Why did we choose to use a DB2 backend? It is complicated... but the real reason we chose to use DB2 is that someone at my company believed that Notes was not secure enough for storing sensitive data. Most everyone who reads this knows that this is far from the truth. Notes is extremely secure and its security model is looked at as one of it biggest strengths.
When presented with this assertion, I did my best to present arguments against using DB2. I knew the security premise was wrong, and I knew it would dramatically increase project completion time. Lastly, I knew Notes was well suited for the project at hand.
Even though I fought hard for what I felt was right, I was not very disappointed when I lost the battle. The reason being that I knew that using a relational backend would be a fun learning experience and good for the career. In my last job, I had experience retrieving Oracle data through a java agent, but I never bound an XPage to relational data real time.
Around this time, I went to the MWLUG conference in Grand Rapids and heard an excellent presentation by Toby Samples on using Hibernate in Xpages. When I came back, I did my best to sell the use of Hibernate because I felt it would be a benefit, and I now had the information to make it work. Despite this, the decision was made to go with JDBC, mainly because we had already had another database with the same functionality that we could copy, and the developers who wrote it were now on the same project.
With that background, I am going to discuss the following topics in this blog series:
- Setting up your database to connect to DB2.
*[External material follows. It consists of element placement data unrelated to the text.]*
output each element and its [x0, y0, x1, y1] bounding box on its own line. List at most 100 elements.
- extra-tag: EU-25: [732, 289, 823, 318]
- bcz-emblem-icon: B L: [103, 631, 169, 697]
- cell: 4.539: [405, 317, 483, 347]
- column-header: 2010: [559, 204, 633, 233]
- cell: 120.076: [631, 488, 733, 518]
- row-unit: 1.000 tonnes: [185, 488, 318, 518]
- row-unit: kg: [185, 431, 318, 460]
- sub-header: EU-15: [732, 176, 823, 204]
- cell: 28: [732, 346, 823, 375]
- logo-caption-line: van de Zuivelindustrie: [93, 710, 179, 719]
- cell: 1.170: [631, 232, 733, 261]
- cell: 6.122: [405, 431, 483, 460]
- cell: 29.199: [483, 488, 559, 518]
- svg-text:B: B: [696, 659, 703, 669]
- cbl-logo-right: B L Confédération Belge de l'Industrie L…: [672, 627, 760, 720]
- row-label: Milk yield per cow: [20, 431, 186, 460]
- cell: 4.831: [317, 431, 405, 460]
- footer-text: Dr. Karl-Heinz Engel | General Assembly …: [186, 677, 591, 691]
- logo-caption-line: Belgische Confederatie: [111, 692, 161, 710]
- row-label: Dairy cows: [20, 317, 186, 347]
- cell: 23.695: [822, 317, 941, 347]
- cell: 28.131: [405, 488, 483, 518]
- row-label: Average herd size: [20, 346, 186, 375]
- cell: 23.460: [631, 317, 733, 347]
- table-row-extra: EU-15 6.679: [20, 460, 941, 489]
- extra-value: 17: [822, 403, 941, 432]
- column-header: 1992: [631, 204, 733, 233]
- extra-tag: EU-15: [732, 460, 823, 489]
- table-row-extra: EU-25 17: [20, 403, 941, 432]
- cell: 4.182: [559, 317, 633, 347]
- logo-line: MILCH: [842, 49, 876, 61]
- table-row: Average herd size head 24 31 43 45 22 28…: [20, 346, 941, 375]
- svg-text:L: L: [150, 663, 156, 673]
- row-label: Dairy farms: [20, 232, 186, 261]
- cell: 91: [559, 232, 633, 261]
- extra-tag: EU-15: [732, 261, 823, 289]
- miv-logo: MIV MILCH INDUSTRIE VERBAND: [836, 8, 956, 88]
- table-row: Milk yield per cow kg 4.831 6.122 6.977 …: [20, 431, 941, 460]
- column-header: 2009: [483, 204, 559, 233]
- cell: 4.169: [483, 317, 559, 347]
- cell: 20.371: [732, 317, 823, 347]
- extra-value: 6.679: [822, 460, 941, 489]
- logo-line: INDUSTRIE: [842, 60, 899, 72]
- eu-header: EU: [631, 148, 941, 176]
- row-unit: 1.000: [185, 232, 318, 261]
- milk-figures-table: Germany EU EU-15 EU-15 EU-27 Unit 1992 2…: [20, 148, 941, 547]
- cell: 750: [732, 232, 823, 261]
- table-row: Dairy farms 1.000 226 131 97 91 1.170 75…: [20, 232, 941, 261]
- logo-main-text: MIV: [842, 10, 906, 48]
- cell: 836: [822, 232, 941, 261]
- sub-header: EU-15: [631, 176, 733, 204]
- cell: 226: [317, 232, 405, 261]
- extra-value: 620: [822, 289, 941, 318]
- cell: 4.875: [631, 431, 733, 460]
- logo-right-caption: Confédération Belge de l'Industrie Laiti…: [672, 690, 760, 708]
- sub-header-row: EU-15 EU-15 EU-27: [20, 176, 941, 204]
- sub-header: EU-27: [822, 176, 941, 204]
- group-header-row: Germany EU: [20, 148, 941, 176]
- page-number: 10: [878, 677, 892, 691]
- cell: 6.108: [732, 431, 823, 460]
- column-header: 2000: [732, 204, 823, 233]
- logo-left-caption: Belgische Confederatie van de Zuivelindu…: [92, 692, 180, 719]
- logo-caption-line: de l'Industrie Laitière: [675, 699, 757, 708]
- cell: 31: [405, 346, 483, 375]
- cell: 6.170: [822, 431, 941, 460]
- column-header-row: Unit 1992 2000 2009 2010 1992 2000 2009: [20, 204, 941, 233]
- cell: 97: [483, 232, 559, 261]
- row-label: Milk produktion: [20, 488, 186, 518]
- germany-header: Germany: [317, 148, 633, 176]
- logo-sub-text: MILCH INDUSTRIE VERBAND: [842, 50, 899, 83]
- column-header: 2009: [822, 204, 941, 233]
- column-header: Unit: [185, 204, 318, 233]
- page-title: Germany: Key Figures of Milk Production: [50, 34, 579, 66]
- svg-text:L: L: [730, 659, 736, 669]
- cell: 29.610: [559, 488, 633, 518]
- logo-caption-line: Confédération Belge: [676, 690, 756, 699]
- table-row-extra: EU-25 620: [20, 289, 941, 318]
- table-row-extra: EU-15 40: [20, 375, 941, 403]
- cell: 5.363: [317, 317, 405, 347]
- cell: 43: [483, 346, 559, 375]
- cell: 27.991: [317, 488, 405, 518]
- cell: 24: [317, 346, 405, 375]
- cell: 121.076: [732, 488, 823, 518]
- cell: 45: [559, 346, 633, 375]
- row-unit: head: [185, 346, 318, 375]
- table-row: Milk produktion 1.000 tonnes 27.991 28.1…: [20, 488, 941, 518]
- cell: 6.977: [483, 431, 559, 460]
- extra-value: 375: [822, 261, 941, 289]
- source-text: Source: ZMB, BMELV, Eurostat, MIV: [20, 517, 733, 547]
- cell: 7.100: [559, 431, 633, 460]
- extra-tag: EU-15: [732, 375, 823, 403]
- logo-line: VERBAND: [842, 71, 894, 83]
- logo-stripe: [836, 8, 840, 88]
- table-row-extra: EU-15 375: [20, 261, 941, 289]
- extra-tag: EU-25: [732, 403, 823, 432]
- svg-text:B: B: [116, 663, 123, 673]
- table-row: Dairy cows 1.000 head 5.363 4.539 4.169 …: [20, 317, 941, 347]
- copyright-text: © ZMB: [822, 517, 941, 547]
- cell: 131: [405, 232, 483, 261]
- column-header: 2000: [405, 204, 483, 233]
- Using the Extension Library Relational Controls
- Using Connection Pooling
- Storing the DB2 Credentials in a managed bean
- Coding a simple SELECT statement
- Selecting information from two tables using a JOIN
- Coding an INSERT
- Coding an UPDATE
- Populating a combobox dropdown with values from a DB2 query
- Retrieving a collection of data in JSON format for using in a data table
Note: Due to a very heavy load at work, it might take me up to two months or more to finish this blog series.
Throughout I am going to make the assumption that you know the basics of SQL. For me, SQL was the one thing I learned in college that I actually still use today. Another assumption is that you know something about java, because all the coding is done using it. You can use SSJS to access DB2, but early on, we made the decision to have as much of the business logic as possible in java.
I was busy with another project while the groundwork was setup for connecting to DB2. Credit for doing this work goes to my coworker Dwain Weurfel. Dwain, thanks for helping me document and explain the setup, and for helping me to proof these posts, so that I get it right! I should also give credit to former coworker Eric Dyer who had a large role in creating the groundwork while working on the first DB2 backend project at my company.